We call the ADMM solver and visualize the output using the following commands.


```{r, eval=FALSE}
#Call ADMM solver
admm<-densub(G=random$sampled_matrix, m=m, n=n, tau = 0.35, gamma = 6/(sqrt(m*n)*(q-p)), opt_tol = 1.0e-4,maxiter=500, quiet = TRUE)


#Plot results
image(admm$X, useRaster=TRUE, axes=FALSE, main = "Matrix X")
image(admm$Y, useRaster=TRUE, axes=FALSE, main = "Matrix Y")


```


The ADMM solver returns the optimal solutions $\mathbf{X}$ and $\mathbf{Y}$. It must be noted that matrices $\mathbf X$ and $\mathbf Y$ are identical to the actual structures of $\mathbf{X_0}$ and $\mathbf{Y_0}$. The planted submatrix is recovered.

![Optimal solution \mathbf{X}](Rplot03.jpeg){width=400px}


![Optimal Solution \mathbf{Y}](Rplot04.jpeg){width=400px}


## Collaboration Network
The following is a simple example on how one could use the package to analyze the collaboration network found in the JAZZ dataset. It is known that this network contains a cluster of $100$ musicians which performed together.

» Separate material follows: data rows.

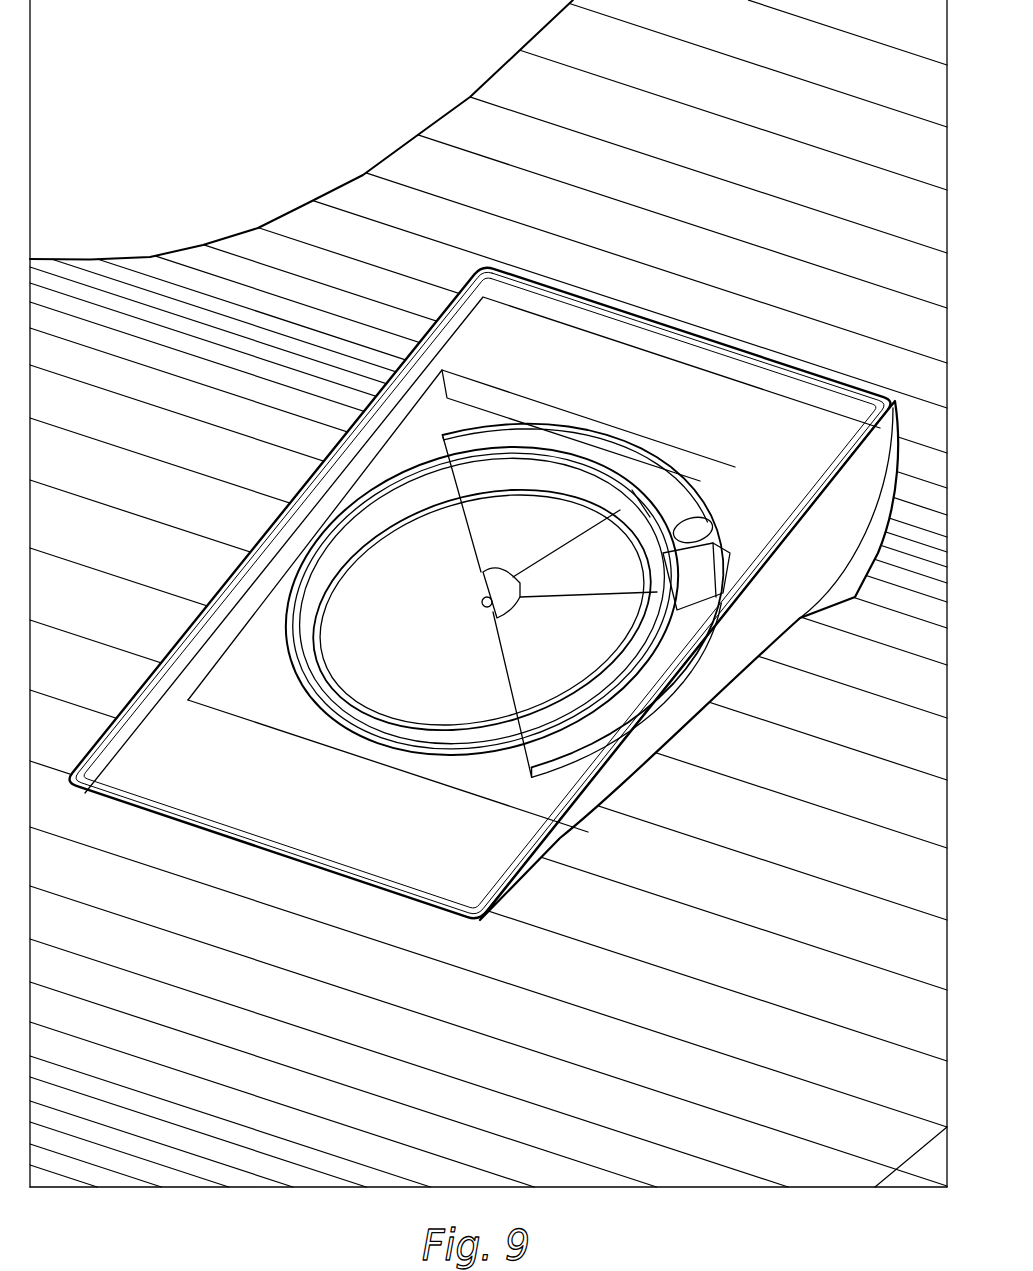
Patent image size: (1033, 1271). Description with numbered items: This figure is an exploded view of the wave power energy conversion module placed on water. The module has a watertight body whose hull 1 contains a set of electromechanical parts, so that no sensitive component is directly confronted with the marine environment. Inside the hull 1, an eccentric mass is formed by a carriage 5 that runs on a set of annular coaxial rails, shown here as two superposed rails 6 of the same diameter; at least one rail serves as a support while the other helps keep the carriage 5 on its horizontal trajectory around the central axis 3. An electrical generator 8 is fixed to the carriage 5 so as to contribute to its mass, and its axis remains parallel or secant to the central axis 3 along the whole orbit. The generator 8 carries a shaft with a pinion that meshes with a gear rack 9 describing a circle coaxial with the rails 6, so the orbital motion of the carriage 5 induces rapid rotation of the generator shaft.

The hull 1 is at (703, 330).
The central axis 3 is at (478, 598).
The carriage 5 is at (573, 572).
The rails 6 is at (319, 647).
The electrical generator 8 is at (719, 519).
The gear rack 9 is at (393, 753).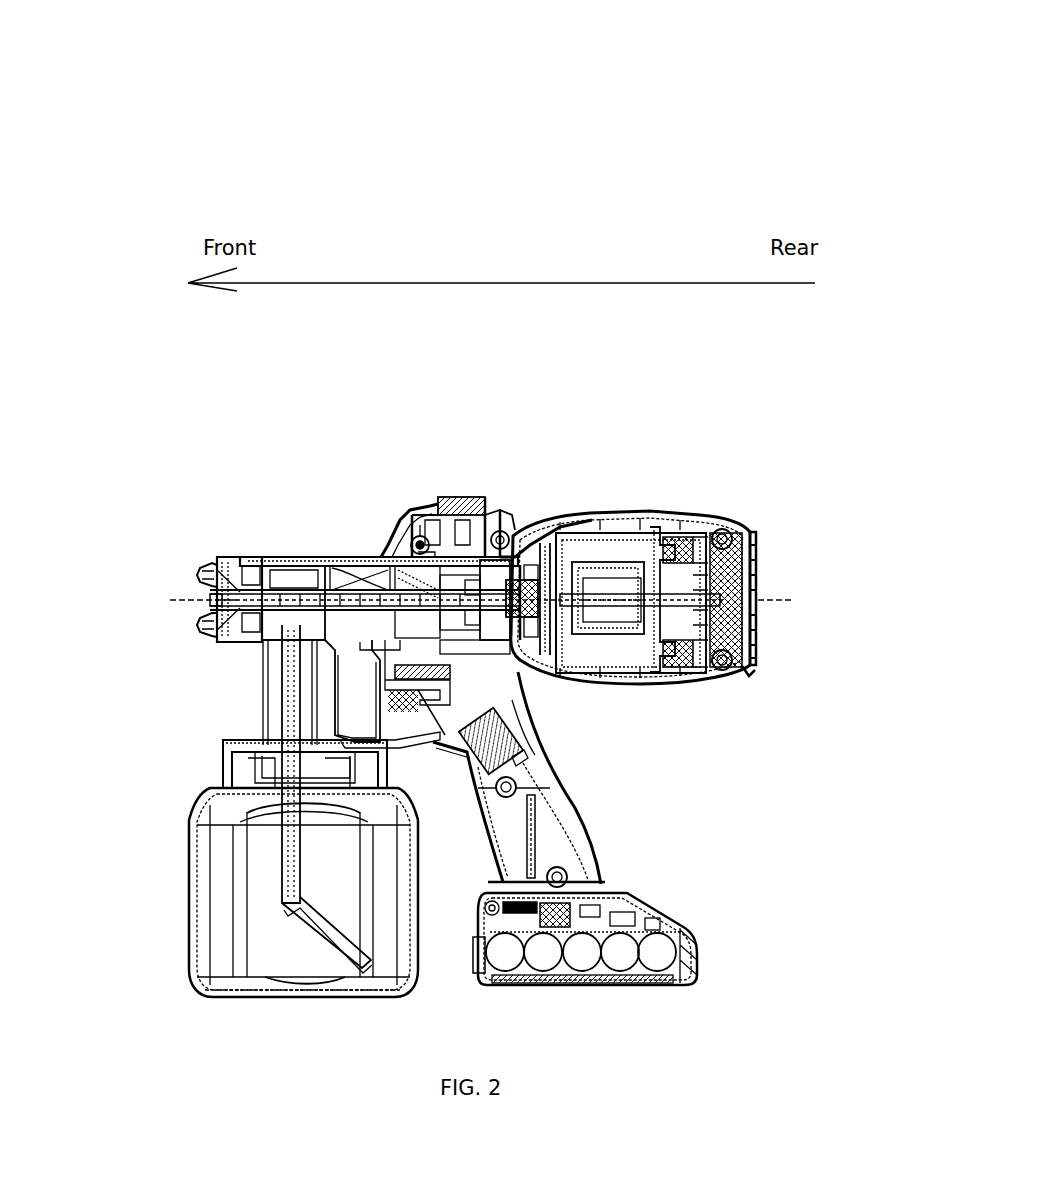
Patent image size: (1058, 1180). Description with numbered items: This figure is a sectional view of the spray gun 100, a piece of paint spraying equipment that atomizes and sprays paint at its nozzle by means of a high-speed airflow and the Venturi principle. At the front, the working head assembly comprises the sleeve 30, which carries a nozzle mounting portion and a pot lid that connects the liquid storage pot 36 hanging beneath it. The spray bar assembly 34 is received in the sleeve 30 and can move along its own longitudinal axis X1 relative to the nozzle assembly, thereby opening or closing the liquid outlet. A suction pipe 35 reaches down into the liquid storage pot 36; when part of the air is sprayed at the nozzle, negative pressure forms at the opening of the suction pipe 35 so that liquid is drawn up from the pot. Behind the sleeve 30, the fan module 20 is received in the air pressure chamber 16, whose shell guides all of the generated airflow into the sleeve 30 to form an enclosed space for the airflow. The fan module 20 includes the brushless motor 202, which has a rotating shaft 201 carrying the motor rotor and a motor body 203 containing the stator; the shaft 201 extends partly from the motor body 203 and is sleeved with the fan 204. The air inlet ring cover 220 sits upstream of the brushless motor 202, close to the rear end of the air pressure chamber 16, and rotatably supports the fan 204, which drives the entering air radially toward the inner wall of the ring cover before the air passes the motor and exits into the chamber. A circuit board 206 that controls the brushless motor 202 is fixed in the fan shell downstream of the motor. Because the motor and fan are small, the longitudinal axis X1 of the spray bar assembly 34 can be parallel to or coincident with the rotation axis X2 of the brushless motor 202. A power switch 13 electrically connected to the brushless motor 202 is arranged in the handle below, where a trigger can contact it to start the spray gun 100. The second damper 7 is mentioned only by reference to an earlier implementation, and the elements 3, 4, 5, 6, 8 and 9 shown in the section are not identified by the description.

The spray gun 100 is at (840, 78).
The rear cover 3 is at (755, 612).
The rear cap 4 is at (752, 560).
The fastener 5 is at (749, 672).
The front housing 6 is at (406, 516).
The second damper 7 is at (707, 534).
The bearing 8 is at (547, 622).
The fan 9 is at (528, 628).
The power switch 13 is at (560, 742).
The air pressure chamber 16 is at (562, 526).
The fan module 20 is at (658, 449).
The rotating shaft 201 is at (645, 612).
The brushless motor 202 is at (610, 528).
The motor body 203 is at (596, 632).
The fan 204 is at (652, 527).
The circuit board 206 is at (522, 516).
The air inlet ring cover 220 is at (667, 535).
The sleeve 30 is at (362, 560).
The spray bar assembly 34 is at (238, 638).
The suction pipe 35 is at (290, 672).
The liquid storage pot 36 is at (205, 852).
The longitudinal axis X1 is at (188, 598).
The rotation axis X2 is at (772, 600).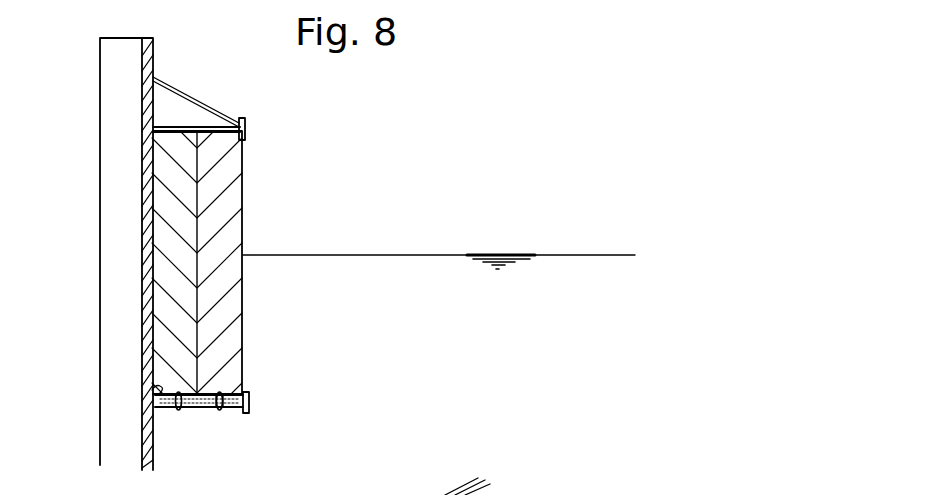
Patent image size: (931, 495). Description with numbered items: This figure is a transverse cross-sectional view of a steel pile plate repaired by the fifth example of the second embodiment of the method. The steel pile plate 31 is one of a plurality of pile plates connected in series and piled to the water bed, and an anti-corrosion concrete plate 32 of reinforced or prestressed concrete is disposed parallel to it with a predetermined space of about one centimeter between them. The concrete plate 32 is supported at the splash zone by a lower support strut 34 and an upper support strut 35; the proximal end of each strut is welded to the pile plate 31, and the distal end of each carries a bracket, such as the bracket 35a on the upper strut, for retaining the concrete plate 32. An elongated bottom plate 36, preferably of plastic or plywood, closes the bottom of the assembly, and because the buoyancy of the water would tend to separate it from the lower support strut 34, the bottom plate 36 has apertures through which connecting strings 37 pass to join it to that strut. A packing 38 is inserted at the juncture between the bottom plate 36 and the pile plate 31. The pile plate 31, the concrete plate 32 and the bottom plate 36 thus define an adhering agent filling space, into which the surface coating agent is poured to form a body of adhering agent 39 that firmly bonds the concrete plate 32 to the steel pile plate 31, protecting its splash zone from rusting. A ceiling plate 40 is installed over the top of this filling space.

The steel pile plate 31 is at (142, 227).
The anti-corrosion concrete plate 32 is at (243, 175).
The lower support strut 34 is at (249, 396).
The upper support strut 35 is at (200, 130).
The bracket 35a is at (246, 127).
The bottom plate 36 is at (190, 402).
The connecting string 37 is at (223, 408).
The packing 38 is at (167, 393).
The body of adhering agent 39 is at (168, 157).
The ceiling plate 40 is at (237, 101).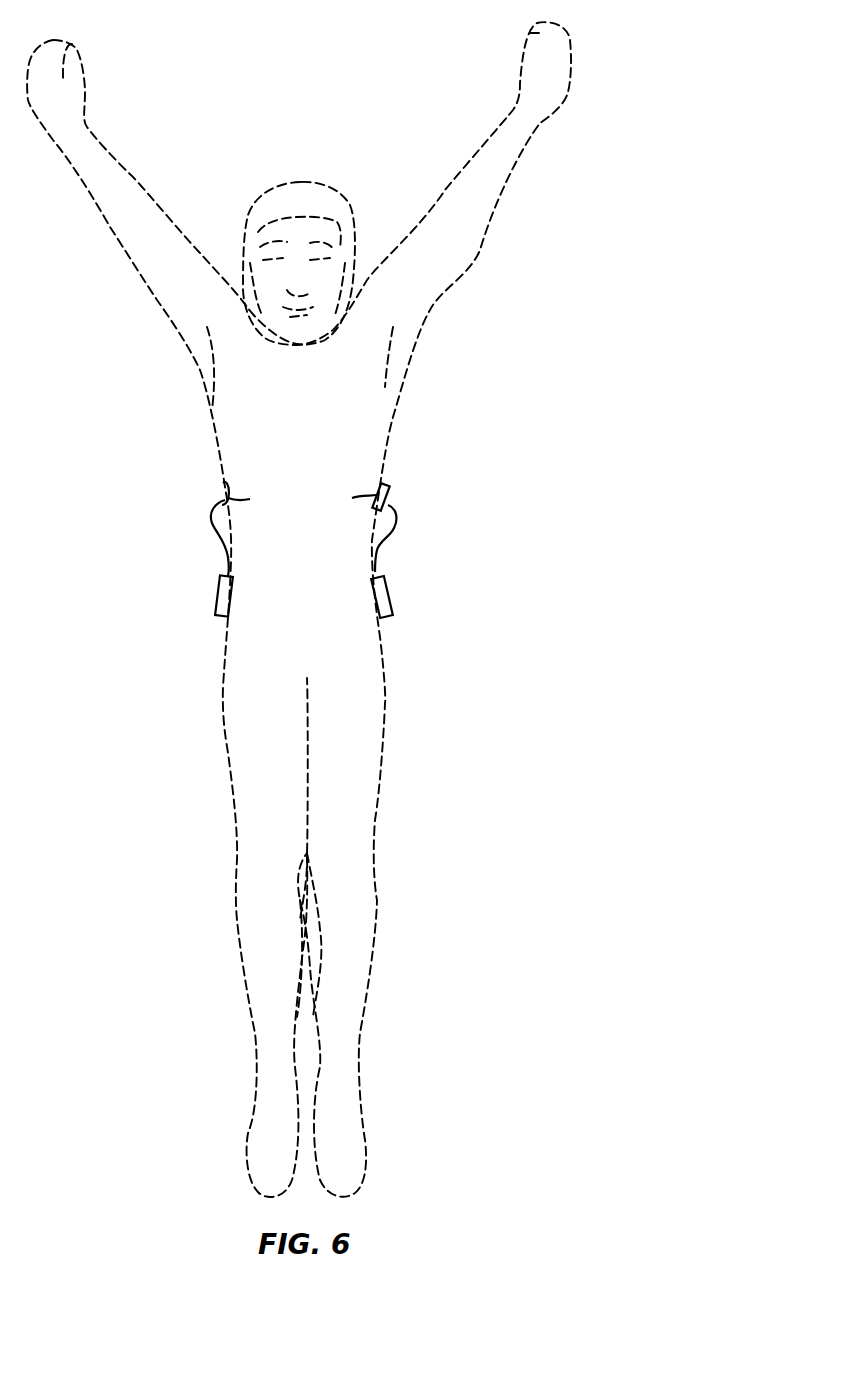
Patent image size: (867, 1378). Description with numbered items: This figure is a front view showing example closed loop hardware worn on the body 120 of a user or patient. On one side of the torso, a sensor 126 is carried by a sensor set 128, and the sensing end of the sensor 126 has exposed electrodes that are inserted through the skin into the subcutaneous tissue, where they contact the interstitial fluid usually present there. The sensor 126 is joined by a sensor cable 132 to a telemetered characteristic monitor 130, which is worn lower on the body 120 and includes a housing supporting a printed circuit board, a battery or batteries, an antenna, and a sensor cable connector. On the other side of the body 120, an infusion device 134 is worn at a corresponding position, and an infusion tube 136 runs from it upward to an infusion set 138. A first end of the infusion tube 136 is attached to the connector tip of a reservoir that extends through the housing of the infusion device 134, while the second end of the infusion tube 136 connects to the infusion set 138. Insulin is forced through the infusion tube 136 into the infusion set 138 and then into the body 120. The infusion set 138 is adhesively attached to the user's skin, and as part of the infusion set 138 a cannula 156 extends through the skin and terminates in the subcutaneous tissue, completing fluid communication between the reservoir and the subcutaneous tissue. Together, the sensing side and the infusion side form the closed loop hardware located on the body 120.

The body 120 is at (438, 348).
The sensor 126 is at (243, 498).
The sensor set 128 is at (222, 487).
The sensor cable 132 is at (210, 513).
The telemetered characteristic monitor 130 is at (216, 593).
The cannula 156 is at (360, 497).
The infusion set 138 is at (388, 482).
The infusion tube 136 is at (398, 513).
The infusion device 134 is at (390, 590).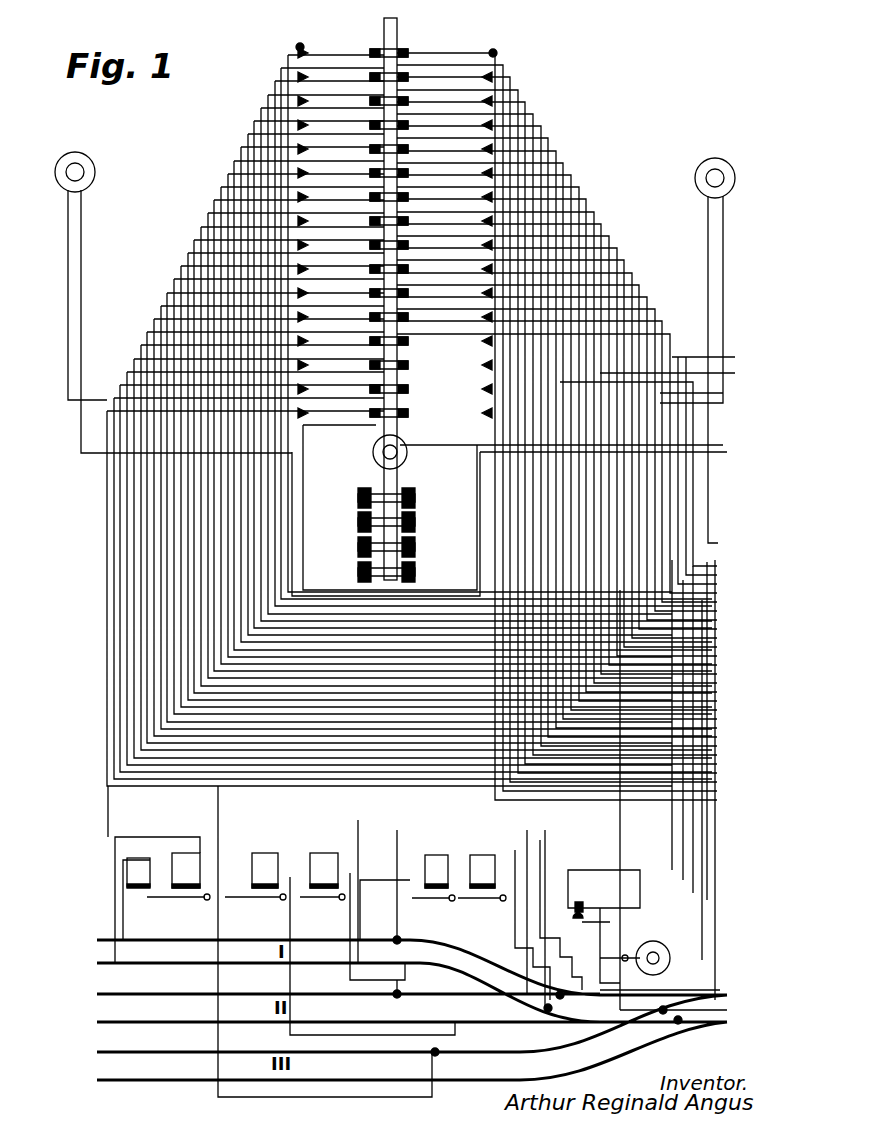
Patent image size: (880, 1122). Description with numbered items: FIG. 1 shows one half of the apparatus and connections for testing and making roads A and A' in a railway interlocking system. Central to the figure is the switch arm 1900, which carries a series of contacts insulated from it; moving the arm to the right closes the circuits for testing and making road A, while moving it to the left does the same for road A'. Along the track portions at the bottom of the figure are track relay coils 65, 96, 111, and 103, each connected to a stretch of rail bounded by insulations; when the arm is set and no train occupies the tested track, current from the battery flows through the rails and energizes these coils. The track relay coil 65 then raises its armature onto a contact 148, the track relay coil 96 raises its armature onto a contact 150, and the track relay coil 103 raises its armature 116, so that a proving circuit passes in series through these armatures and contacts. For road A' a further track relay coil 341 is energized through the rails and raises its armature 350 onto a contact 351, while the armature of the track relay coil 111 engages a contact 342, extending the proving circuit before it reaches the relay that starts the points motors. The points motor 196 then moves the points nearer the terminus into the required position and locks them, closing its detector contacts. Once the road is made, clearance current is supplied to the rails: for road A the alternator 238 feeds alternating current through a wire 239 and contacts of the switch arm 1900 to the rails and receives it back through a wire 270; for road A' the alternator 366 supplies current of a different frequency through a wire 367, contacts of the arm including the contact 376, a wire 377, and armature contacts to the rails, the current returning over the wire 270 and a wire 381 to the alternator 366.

![JAZZ Network](0001.jpg){width=400px}

We have already prepared dataset to work with. More details can be found in the provided file `JAZZ_IN_R.R.`

```{r jazz, eval=FALSE}
#Load dataset
load(file="JAZZ.RData")

#Initialize problem size and densities
G=new #define matrix G equivalent to JAZZ dataset 
m=100 #clique size or the number of rows of the dense submatrix 
n=100 #clique size of the number of columns of the dense sumbatrix
tau=0.85 #regularization parameter
opt_tol=1.0e-2 #optimal tolerance
verbose=1
maxiter=2000 #number of iterations
gamma=8/n #regularization parameter



#call ADMM solver
admm <- densub(G = G, m = m, n = n, tau = tau, gamma = gamma, opt_tol = opt_tol, maxiter=maxiter, quiet = TRUE) 
# Planted solution X0.
X0=matrix(0L, nrow=198, ncol=198) #construct rank-one matrix X0
X0[1:100,1:100]=matrix(1L, nrow=100, ncol=100)#define dense block

# Planted solution Y0.
Y0=matrix(0L, nrow=198, ncol=198) #construct matrix for counting disagreements between G and X0
Y0[1:100,1:100]=matrix(1L,nrow=100,ncol=1000)-G[1:100,1:100]

#Check primal and dual residuals.
C=admm$X-X0
a=norm(C, "F") #Frobenius norm of matrix C 
b=norm(X0,"F") #Frobenius norm of matrix X0
recovery = matrix(0L,nrow=1, ncol=1)#create recovery matrix

if (a/b^2<opt_tol){
recovery=recovery+1
} else {
  recovery=0 #Recovery condition 
  }





```

Our algorithm converges to the dense submatrix representing the community of $100$ musicians after $50$ iterations.